Energy with out drinking extra caffeine is a wonderful thing! I started taking Natural Calm three nights ago. I don’t know if it’s a coincidence, but I’ve been sleeping better. I was busy getting ready for our cold snap this week, but nothing odd is happening, no craving except when I come face to face with chocolate. So far I have escaped any slips and I will continue to do so. I found a new tea I absolutely adore, Republic of Tea Peppermint Chocolate. I had a cup last night with just a splash of full fat cream. It was a great way to end the day! I have another flavor I got and I’m going to give it a try tonight, Red Velvet Chocolate.
What I ate today,
Coco Monkey Smoothie and bacon. This was the best bacon I have ever had in my adult life. I got it through my co-op R.O.C.K. in Dallas Ft. Worth. The bacon was so good it almost didn’t make it into the picture.
Wild caught Coho Salmon poached with dill and Capers and my vegetable was,
Steamed zucchini with Kerry Gold butter, cracked black pepper and a dash of sea salt.
Dinner was fantastic Portabello mushroom and feta omelette with Greek tomato and cucumber salad, recipe below.
1 large tomato
1 English cucumber
15 Calamata olives sliced
1 tsp Oregano
2 TBS olive oil
2 TBS Red wine vinegar
4 TBS crumbled Feta cheese ( I used goat’s milk feta)
Sea salt and pepper to taste
This is the only way I can get my DH to eat Salmon. It has dairy in the recipe *gasp*
This is the most tasty fish recipes I have stumbled across in my kitchen chemistry. I use wild caught Salmon that I stock up on whenever I find it on sale and Whole Foods Market fish mongers are wonderful and remove the bones for me. I make my lemon dill caper sauce in the morning so the flavors have plenty of time to marry. I start with 1 pound of thawed or fresh salmon and sprinkle just a touch of sea salt, ground black pepper and dried dill.

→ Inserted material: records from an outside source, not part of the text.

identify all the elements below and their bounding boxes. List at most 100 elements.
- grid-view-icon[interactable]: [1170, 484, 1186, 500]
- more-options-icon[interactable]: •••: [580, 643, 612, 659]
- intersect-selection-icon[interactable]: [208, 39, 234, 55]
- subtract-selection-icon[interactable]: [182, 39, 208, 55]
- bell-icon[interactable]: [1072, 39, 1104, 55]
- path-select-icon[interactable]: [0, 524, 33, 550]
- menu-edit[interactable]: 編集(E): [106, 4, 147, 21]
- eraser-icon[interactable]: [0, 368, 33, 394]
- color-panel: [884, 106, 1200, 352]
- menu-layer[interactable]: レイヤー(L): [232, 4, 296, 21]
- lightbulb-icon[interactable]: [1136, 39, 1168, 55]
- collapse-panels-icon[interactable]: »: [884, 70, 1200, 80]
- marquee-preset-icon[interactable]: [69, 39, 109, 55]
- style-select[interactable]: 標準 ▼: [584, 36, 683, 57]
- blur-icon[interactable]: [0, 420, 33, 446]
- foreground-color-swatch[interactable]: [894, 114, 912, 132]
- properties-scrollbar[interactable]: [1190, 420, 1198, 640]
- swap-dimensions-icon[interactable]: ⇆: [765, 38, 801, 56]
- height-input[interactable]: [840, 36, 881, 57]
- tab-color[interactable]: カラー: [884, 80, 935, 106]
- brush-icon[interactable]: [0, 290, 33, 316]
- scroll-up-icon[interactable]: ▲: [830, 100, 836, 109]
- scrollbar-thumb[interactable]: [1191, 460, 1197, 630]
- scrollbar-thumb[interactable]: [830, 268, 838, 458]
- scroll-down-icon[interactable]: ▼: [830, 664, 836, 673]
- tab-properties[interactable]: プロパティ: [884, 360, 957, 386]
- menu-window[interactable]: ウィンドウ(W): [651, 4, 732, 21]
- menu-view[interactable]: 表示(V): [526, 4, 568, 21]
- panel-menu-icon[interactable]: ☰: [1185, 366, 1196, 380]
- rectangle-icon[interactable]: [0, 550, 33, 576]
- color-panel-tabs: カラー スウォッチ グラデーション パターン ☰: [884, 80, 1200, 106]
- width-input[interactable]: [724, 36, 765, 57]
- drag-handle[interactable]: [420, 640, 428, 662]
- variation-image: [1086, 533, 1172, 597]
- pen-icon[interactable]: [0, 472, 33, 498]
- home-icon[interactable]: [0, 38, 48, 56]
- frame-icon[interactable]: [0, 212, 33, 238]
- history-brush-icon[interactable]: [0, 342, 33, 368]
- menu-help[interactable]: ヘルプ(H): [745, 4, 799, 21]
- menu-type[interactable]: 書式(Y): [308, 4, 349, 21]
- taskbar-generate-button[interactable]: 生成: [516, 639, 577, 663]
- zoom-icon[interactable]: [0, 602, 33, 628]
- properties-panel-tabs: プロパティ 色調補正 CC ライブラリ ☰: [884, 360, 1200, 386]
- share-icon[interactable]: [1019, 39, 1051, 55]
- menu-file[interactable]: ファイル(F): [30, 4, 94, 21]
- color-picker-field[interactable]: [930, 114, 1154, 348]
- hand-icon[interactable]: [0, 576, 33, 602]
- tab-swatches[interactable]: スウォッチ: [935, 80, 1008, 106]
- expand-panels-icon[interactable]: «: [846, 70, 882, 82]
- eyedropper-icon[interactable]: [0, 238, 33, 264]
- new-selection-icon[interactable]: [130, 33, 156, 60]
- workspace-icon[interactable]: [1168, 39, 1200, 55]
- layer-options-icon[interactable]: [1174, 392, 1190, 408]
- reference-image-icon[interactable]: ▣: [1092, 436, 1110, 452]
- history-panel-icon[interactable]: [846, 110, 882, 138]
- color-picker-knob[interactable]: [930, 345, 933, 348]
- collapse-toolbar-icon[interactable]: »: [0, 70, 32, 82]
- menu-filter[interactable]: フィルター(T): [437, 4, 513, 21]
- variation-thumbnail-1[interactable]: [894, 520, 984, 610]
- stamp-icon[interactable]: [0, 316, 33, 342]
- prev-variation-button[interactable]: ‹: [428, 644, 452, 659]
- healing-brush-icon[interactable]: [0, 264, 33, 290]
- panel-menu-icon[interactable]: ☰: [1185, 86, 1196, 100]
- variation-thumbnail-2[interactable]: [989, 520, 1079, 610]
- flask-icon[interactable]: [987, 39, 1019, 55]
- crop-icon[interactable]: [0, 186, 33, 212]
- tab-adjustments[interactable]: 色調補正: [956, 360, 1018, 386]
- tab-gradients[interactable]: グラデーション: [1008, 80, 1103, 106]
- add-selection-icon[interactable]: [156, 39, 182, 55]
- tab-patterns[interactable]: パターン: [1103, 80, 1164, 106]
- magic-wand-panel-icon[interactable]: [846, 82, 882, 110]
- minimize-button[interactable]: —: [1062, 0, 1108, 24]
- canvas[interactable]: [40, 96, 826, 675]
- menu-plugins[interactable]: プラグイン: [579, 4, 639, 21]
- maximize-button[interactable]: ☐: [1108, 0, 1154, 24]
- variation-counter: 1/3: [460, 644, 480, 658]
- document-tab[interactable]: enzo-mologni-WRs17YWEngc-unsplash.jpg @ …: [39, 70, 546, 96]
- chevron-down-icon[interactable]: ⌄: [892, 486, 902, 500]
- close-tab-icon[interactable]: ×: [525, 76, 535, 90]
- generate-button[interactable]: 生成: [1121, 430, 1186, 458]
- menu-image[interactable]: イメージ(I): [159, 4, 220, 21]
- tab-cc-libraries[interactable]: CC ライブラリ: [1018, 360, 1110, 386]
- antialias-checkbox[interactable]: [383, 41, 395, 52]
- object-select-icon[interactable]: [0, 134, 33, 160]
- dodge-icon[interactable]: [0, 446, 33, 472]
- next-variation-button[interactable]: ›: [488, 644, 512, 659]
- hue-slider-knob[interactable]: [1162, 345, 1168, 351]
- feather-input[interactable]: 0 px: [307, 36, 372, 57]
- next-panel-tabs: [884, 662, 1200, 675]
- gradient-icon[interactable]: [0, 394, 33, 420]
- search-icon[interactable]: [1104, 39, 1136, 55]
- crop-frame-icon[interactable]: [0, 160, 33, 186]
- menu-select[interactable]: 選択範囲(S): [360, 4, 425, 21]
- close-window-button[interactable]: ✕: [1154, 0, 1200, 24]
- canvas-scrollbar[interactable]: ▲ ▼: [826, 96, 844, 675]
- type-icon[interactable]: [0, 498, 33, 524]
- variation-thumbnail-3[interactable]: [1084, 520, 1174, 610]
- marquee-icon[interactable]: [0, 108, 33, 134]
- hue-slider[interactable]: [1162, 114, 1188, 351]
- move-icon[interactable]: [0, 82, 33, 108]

Ingredients for the poaching
1 cup of white wine
3 cups water
juice of 2 lemons and their zest
4 sprigs of fresh dill
2 minced cloves of garlic
1/8 tsp sea salt
Put into pan and bring to a rolling boil. Place salmon gently into poaching liquid while it boils, bring back to a boil and cook until it reaches your desired doneness of medium, well rare which ever you prefer.
Ingredients for the lemon dill caper sauce
1/2 c homemade mayo
1/2 c Greek yogurt
4 TBS Capers drained
juice from one lemon ( 3 TBS)
1 1/2 to 2 TBS finely chopped fresh dill
salt and pepper to taste
Mix together well and put in a covered container. Place in fridge until you serve the salmon. Spoon over the salmon and enjoy!